What does this mean?
Parr adds: “Organizations have to be more proactive, continuous, and agile in assessing their third-party vendor and supplier resilience, ditching manual methods once and for all. Threats, regulatory requirements and legislation won’t allow the bare minimum third-party vendor and supplier due diligence reviews anymore.”
Parr continues: “Simply put, TPRM can’t be an annual, manual check-the-box exercise.
To accommodate this shift, expect TPRM offerings to deliver better machine learning (ML)-based automations and analytics and stronger correlation against prior assessment findings. This evolution will help organizations more easily spot and respond to incidents and more efficiently gauge vendor and supplier resilience on an ongoing basis.”
Prediction #2: Third-Party Risk Management Will Evolve Into Third-Party Lifecycle Management
With the lifecycle approach, Hibbert explains: “It’s all about supplier resilience now, and that means looking at risks from the beginning to the end of the vendor relationship.”
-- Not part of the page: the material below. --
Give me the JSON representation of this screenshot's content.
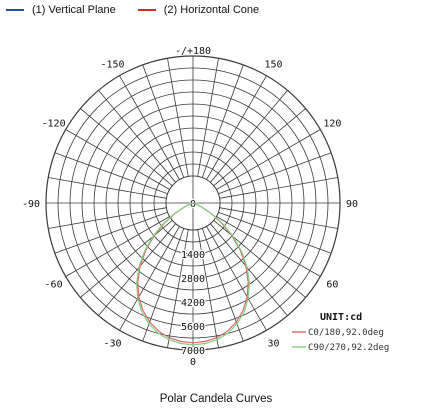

In terms of how to approach this, Hibbert recommends: “Looking at risks at a single point in the supplier relationship, for example only at the time of onboarding, is the wrong approach. Risks continually present themselves throughout a supplier relationship long after the contract is signed. Yet, according to a recent TPRM trends report, fewer than half of companies are tracking third-party risks as the relationship progresses through maturity.”
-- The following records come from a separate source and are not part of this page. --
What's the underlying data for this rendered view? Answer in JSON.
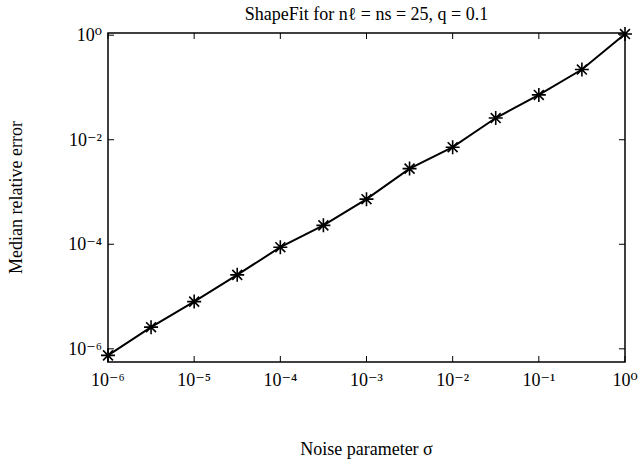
{
  "chart_data": {
    "type": "line",
    "title": "ShapeFit for nℓ = ns = 25, q = 0.1",
    "x_label": "Noise parameter σ",
    "y_label": "Median relative error",
    "log": true,
    "grid": false,
    "x": [
      1e-06,
      3.16e-06,
      1e-05,
      3.16e-05,
      0.0001,
      0.000316,
      0.001,
      0.00316,
      0.01,
      0.0316,
      0.1,
      0.316,
      1
    ],
    "series": [
      {
        "name": "ShapeFit",
        "color": "#000000",
        "marker": "asterisk",
        "line_style": "solid",
        "values": [
          7.5e-07,
          2.6e-06,
          8e-06,
          2.6e-05,
          8.8e-05,
          0.00023,
          0.00073,
          0.0028,
          0.0072,
          0.026,
          0.072,
          0.22,
          1.05
        ]
      }
    ],
    "xlim": [
      1e-06,
      1
    ],
    "ylim": [
      5.6e-07,
      1.1
    ],
    "xticks": [
      {
        "value": 1e-06,
        "label": "10⁻⁶"
      },
      {
        "value": 1e-05,
        "label": "10⁻⁵"
      },
      {
        "value": 0.0001,
        "label": "10⁻⁴"
      },
      {
        "value": 0.001,
        "label": "10⁻³"
      },
      {
        "value": 0.01,
        "label": "10⁻²"
      },
      {
        "value": 0.1,
        "label": "10⁻¹"
      },
      {
        "value": 1,
        "label": "10⁰"
      }
    ],
    "yticks": [
      {
        "value": 1e-06,
        "label": "10⁻⁶"
      },
      {
        "value": 0.0001,
        "label": "10⁻⁴"
      },
      {
        "value": 0.01,
        "label": "10⁻²"
      },
      {
        "value": 1,
        "label": "10⁰"
      }
    ]
  }
}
Drawing on example, Hibbert explains: “In 2023, organizations will begin to look at third-party risks as a lifecycle with uniquely-tracked and managed risks during sourcing and selection, onboarding and contracting, ongoing management, and offboarding. This evolution will be driven by the need for better program oversight as professionals seek to capture information from colleagues adjacent to them in areas such as procurement, legal, compliance, audit, and risk. To facilitate this, data must become more accessible across teams and processes consolidated around a consistent set of workflows.”
Prediction #3: Geographic and Political Insights Will Become Increasingly Accessible in TPRM Solutions
In terms of the global situation, Parr finds: “If there was anything that the Russian invasion of Ukraine taught us, it’s the need to consider geo-political concerns in making supplier decisions. This is inherently a non-IT risk.”
This makes the task of accurately assessing the global situation more challenging. Parr indicates: “It is notoriously difficult to identify the regional sites of a third party supplier that may be impacted by a geographic event such as adverse weather or geo-political issues. While the head office is commonly identified during the contracting phase, the regional sites such as manufacturing plants are often not readily available.”
Further with the Russian situation, Parr considers: “Considering the ramifications of the Russian invasion of Ukraine, in 2023 organizations will seek to capture more geographic information so they can report immediately to executives once a major event hits the media, identify potential challenges in the supply chain quickly and efficiently, and adjust accordingly. Supplier risk management solutions will help facilitate the collection and analysis of this information through passive scanning and the creation of a comprehensive supplier profile.”